Ostrzeszów castle, situated at a short distance north-west of the town’s centre and probably originally separated from it by a moat, constituted an independent fortified establishment, although it was associated in the old times with the town’s fortification system. Built around mid-14th century, the endowment of King Casimir the Great, it was part of the ruler’s large-scale construction venture aimed at reinforcing the State’s borderline area.
Situated on a small, possibly artificially heaped-up hill, it once formed an installation embracing a rectangular area of ca. 27 m x 30 m, surrounded with tall brick walls, supported and reinforced on the angles with buttresses. In its south-eastern line – that is, on the town’s side – an enormous tower has been built, quadrilateral on its basement, turning into an octagon in its higher sections. By the tower, at its southern side, there was an entrance gate opening toward an extensive wall-surrounded courtyard. The courtyard’s inner developments were originally wooden and were replaced by brick structures around mid-15th century. A brick one-tract two- or three-storey building, rectangular in its projection, probably covered with a tall roof, was erected then along the yard’s north-western side, opposite the gate.

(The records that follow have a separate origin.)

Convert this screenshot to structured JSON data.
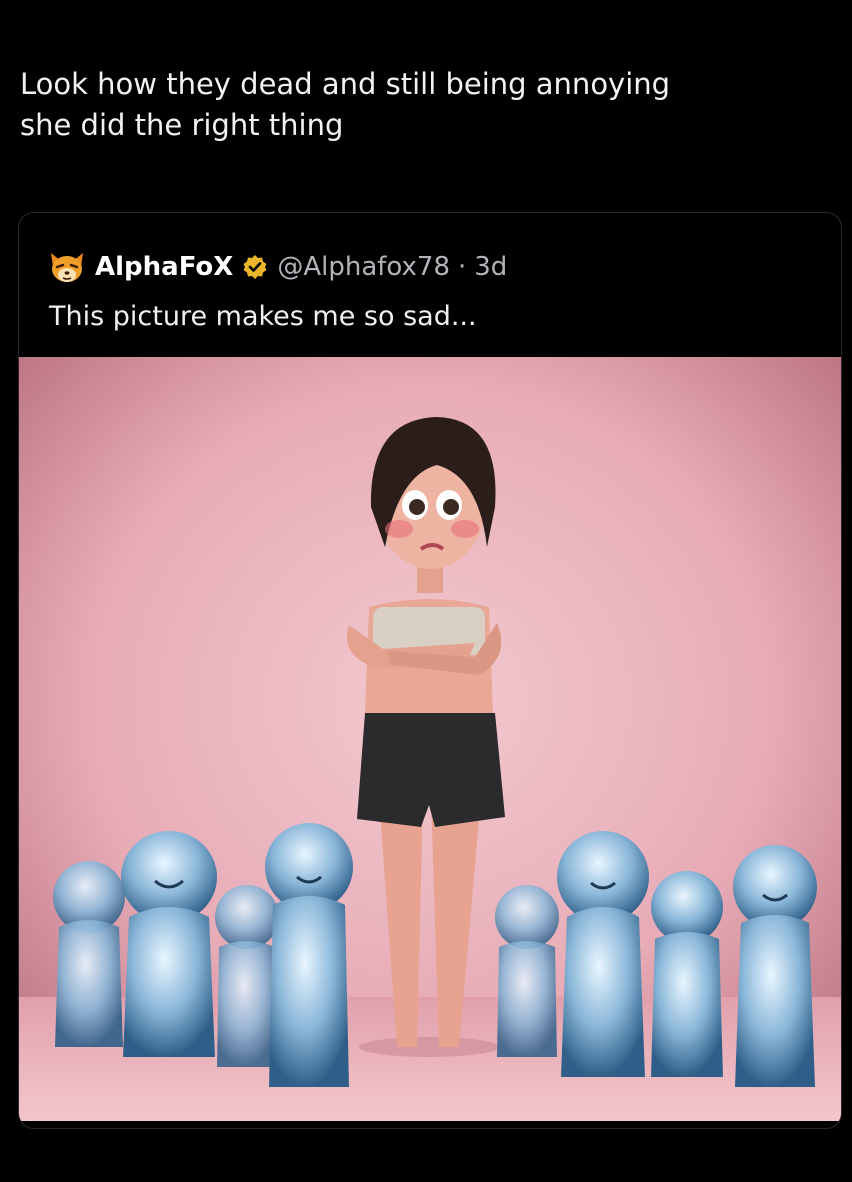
{
  "post": {
    "line1": "Look how they dead and still being annoying",
    "line2": "she did the right thing"
  },
  "quote": {
    "display_name": "AlphaFoX",
    "handle": "@Alphafox78",
    "dot": "·",
    "age": "3d",
    "text": "This picture makes me so sad...",
    "avatar_icon": "fox-face-icon",
    "verified_icon": "verified-badge-icon",
    "colors": {
      "verified": "#E9B52A",
      "background": "#000000",
      "image_backdrop": "#E9AEB8"
    }
  },
  "image": {
    "subject": "animated woman with arms crossed surrounded by ghostly crying babies"
  }
}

The castle developments so formed were meant to exercise a fortified/defensive function, in the first place, along with an administrative and residential function; they were the seat of consecutive castle-town starosts who represented the royal authority in the province. The castle was destroyed during the Swedish invasion, but was rebuilt afterwards in as early as 1661. Although it lost its defensive function, still being the seat of starost, it continued to be a centre of authority, also as home to magistrates’ and land courts.

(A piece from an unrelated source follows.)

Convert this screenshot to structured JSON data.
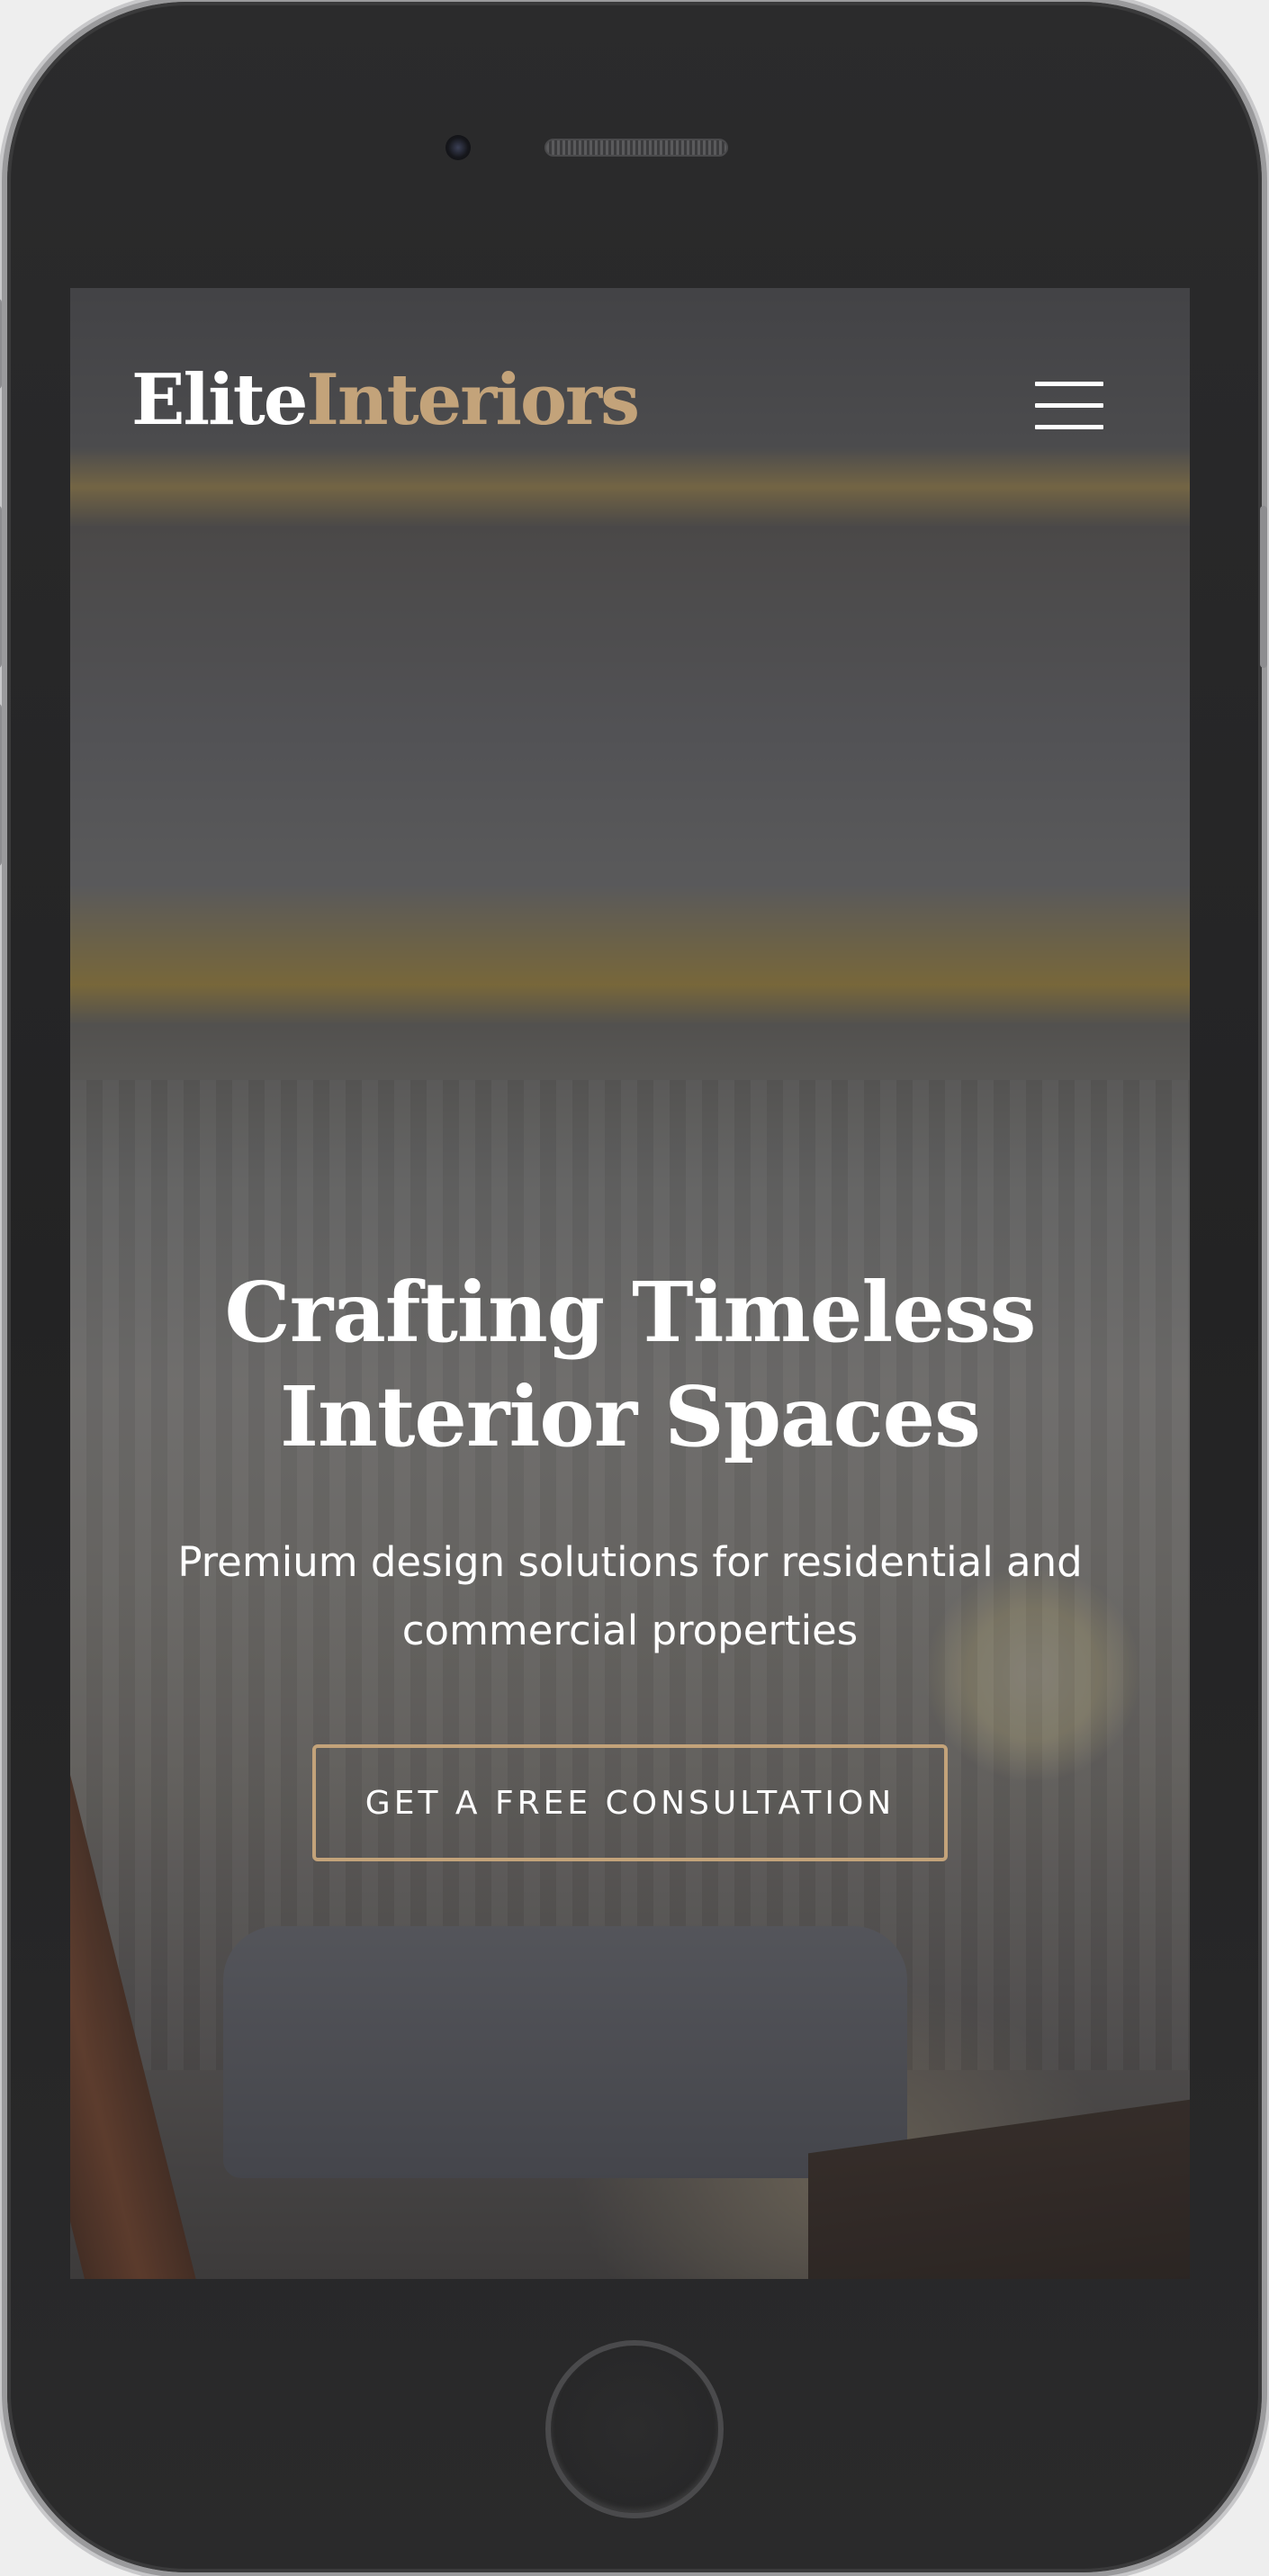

Toward the end of 18th century, the castle’s walls and buildings were much neglected, and by mid-19th c., their condition threatened with construction disaster and the decision to have it demolished was made.
Relicts of perimetric walls and the tower (renovated and preserved in 1960) have survived till this day – the tower being made of bricks, founded on a square projection, on combined stone-brick foundations, turning into an octagon at a height of ca. 11 m above the area’s surface. Its brick elevations, with a gothic strand of the walls, have preserved remnants of former architectonic décor, in the form of a double ogival blind window in the upper section of the front wall.

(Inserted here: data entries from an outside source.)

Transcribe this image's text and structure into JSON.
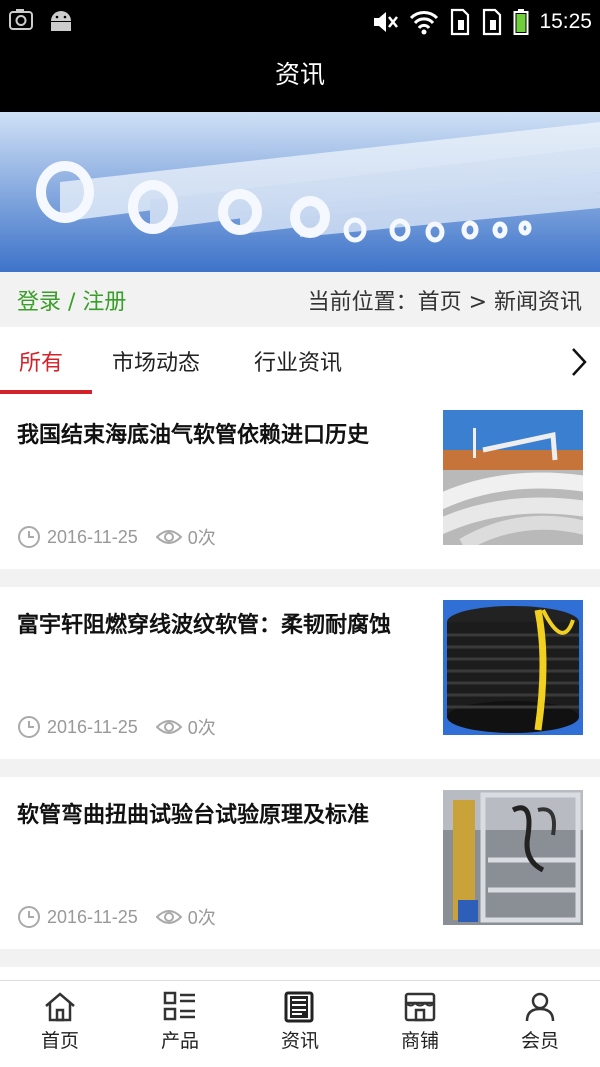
{
  "status_bar": {
    "time": "15:25",
    "icons": [
      "screenshot-icon",
      "android-icon",
      "mute-icon",
      "wifi-icon",
      "sim-1-icon",
      "sim-2-icon",
      "battery-icon"
    ]
  },
  "header": {
    "title": "资讯"
  },
  "auth": {
    "login": "登录",
    "separator": " / ",
    "register": "注册"
  },
  "breadcrumb": {
    "text": "当前位置：首页 > 新闻资讯"
  },
  "tabs": [
    {
      "label": "所有",
      "active": true
    },
    {
      "label": "市场动态",
      "active": false
    },
    {
      "label": "行业资讯",
      "active": false
    }
  ],
  "news": [
    {
      "title": "我国结束海底油气软管依赖进口历史",
      "date": "2016-11-25",
      "views": "0次"
    },
    {
      "title": "富宇轩阻燃穿线波纹软管：柔韧耐腐蚀",
      "date": "2016-11-25",
      "views": "0次"
    },
    {
      "title": "软管弯曲扭曲试验台试验原理及标准",
      "date": "2016-11-25",
      "views": "0次"
    }
  ],
  "bottom_nav": [
    {
      "label": "首页",
      "icon": "home-icon"
    },
    {
      "label": "产品",
      "icon": "grid-list-icon"
    },
    {
      "label": "资讯",
      "icon": "news-icon"
    },
    {
      "label": "商铺",
      "icon": "shop-icon"
    },
    {
      "label": "会员",
      "icon": "user-icon"
    }
  ],
  "colors": {
    "accent": "#d4222a",
    "auth_green": "#3a9e2a",
    "header_bg": "#000000"
  }
}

Presently, the tower houses a display of torture appliances of yore, its top part offering a beautiful view of the town. For a tourist group, in order to use the tower, it is advised to contact the Regional Museum beforehand.References:
The Cloth Hall in Kraków dates to the Renaissance and is one of the city's most recognizable icons. It is the central feature of the main market square in the Kraków Old Town (listed as a UNESCO World Heritage Site since 1978).
The hall was once a major centre of international trade. Traveling merchants met there to discuss business and to barter. During its golden age in the 15th century, the hall was the source of a variety of exotic imports from the east – spices, silk, leather and wax – while Kraków itself exported textiles, lead, and salt from the Wieliczka Salt Mine.
Kraków was Poland's capital city and was among the largest cities in Europe already from before the time of the Renaissance. However, its decline started with the move of the capital to Warsaw in the very end of the 16th century. The city's decline was hastened by wars and politics leading to the Partitions of Poland at the end of the 18th century. By the time of the architectural restoration proposed for the cloth hall in 1870 under Austrian rule, much of the historic city center was decrepit. A change in political and economic fortunes for the Kingdom of Galicia and Lodomeria ushered in a revival due to newly established Legislative Assembly or Sejm of the Land. The successful renovation of the Cloth Hall, based on design by Tomasz Pryliński and supervised by Mayor Mikołaj Zyblikiewicz, Sejm Marshal, was one of the most notable achievements of this period.
The hall has hosted many distinguished guests over the centuries and is still used to entertain monarchs and dignitaries, such as Charles, Prince of Wales and Emperor Akihito of Japan, who was welcomed here in 2002. In the past, balls were held here, most notably after Prince Józef Poniatowski had briefly liberated the city from the Austrians in 1809. Aside from its history and cultural value, the hall still is still used as a center of commerce.
On the upper floor of the hall is the Sukiennice Museum division of the National Museum, Kraków. It holds the largest permanent exhibit of the 19th-century Polish painting and sculpture, in four grand exhibition halls arranged by historical period and the theme extending into an entire artistic epoch. The museum was upgraded in 2010 with new technical equipment, storerooms, service spaces as well as improved thematic layout for the display.
The Gallery of 19th-Century Polish Art was a major cultural venue from the moment it opened on October 7, 1879. It features late Baroque, Rococo, and Classicist 18th-century portraits and battle scenes by Polish and foreign pre-Romantics.